Master Sergeant Rojas volunteered for duty in Iraq in 2008 to contribute to the war effort and gain valuable experience. Within a few months of arriving he got the chance to do both.
Assigned to a U.S. unit responsible for training Iraqi security personnel, MSG Rojas was responsible for the Iraqi medics. As the Iraqis moved to secure an area a few miles south of Baghdad, they were attacked by insurgents with small arms. Rojas heard the call when an Iraqi tank was struck with a rocket propelled grenade, critically injuring four Iraqi police.

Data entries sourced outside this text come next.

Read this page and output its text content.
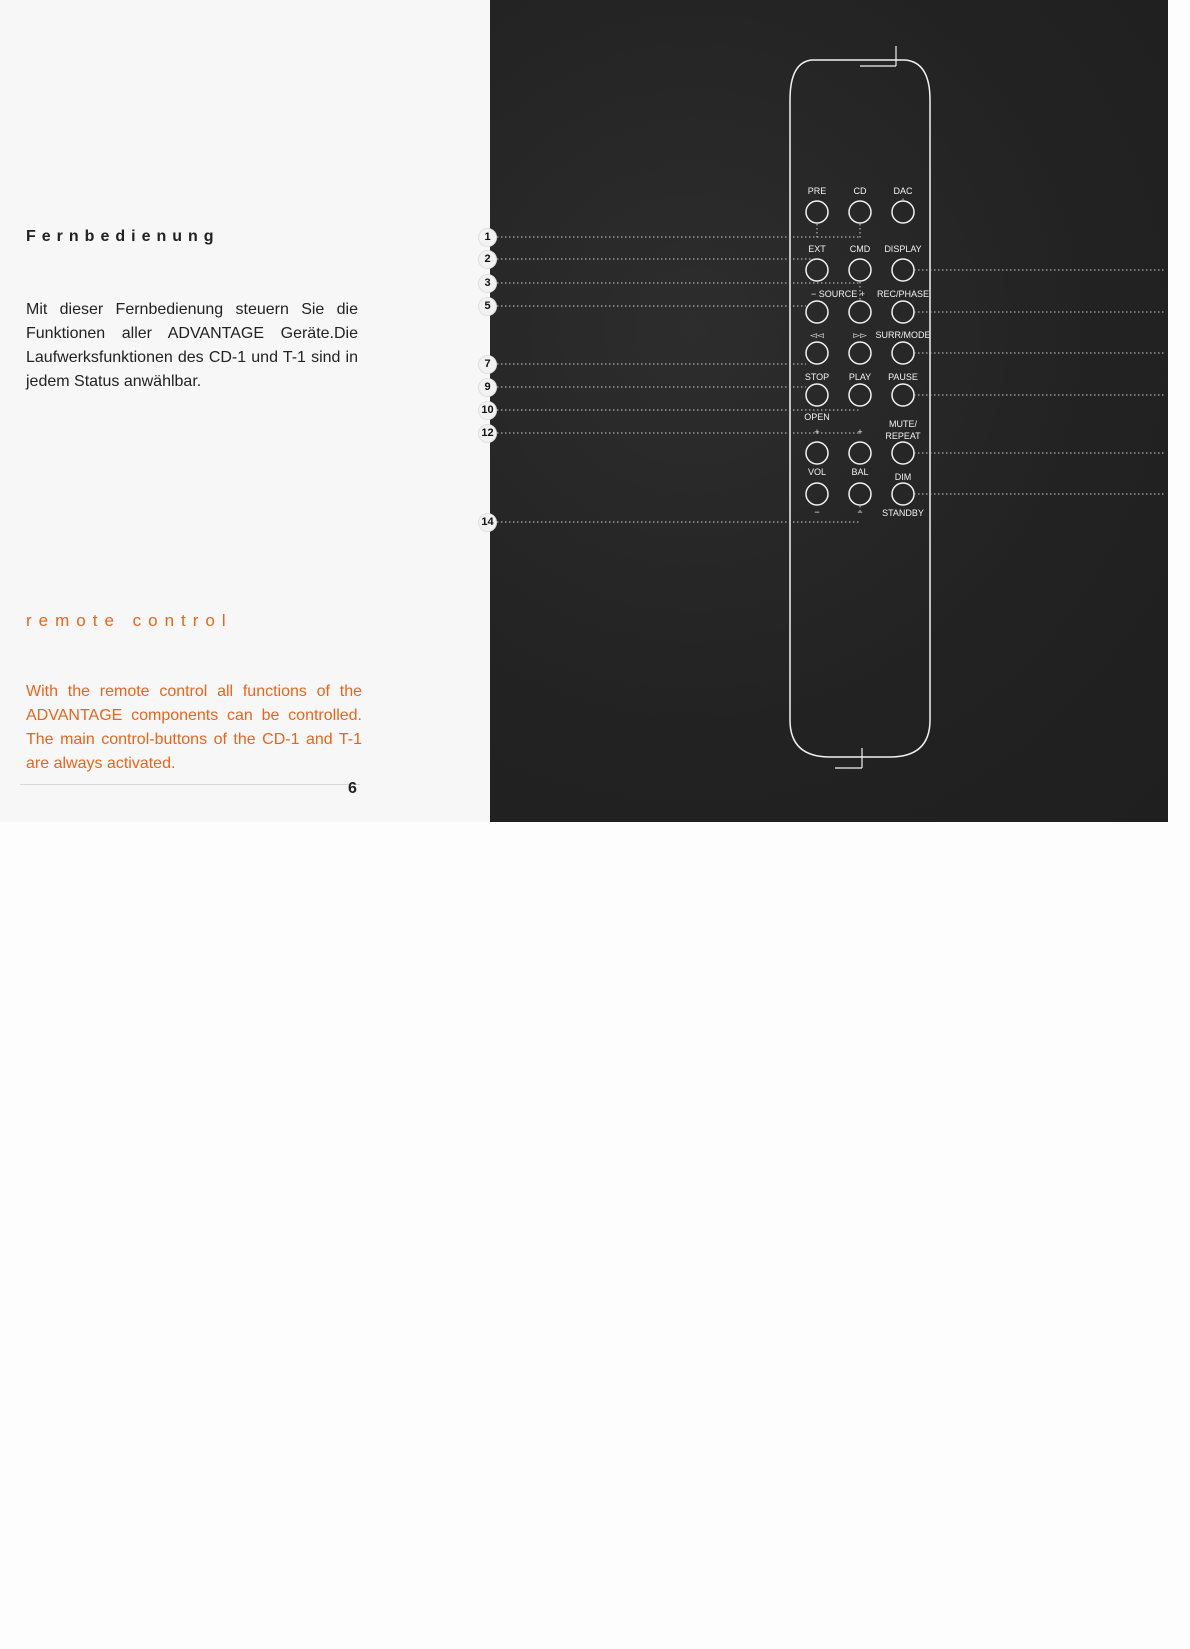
Fernbedienung
Mit dieser Fernbedienung steuern Sie die Funktionen aller ADVANTAGE Geräte.Die Laufwerksfunktionen des CD-1 und T-1 sind in jedem Status anwählbar.
remote control
With the remote control all functions of the ADVANTAGE components can be controlled. The main control-buttons of the CD-1 and T-1 are always activated.
6
PRE	CD	DAC
EXT	CMD	DISPLAY
− SOURCE +	REC/PHASE
◅◅	▻▻ SURR/MODE
STOP	PLAY	PAUSE
OPEN
MUTE/
REPEAT
+	+
VOL	BAL	DIM
−	−	STANDBY
1
2
3
5
7
9
10
12
14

At the time of the incident, the Iraqi medical personnel were a couple of miles away so MSG Rojas dismounted and ran to the scene. As he approached the site, he thought to himself, “Here we go. There is why I have trained for 16 years. This is why I volunteered.” (DOD)
He pulled the four injured Iraqis from the destroyed tank and began emergency first aid, ignoring the bullets flying through the air. When U.S. troops arrived to support the Iraqi police, the fighting got worse. “Bullets ricocheted off the walls behind me, hitting my (bullet-proof) vest. I just went into auto-pilot.” (DOD)
In the end, MSG Rojas saved the lives of all four injured Iraqis, and he was awarded the Army Commendation Medal with Valor for his efforts. Although his mission was to train Iraqi medics, it was his own training that was validated when the need arose. He is our hero of the week.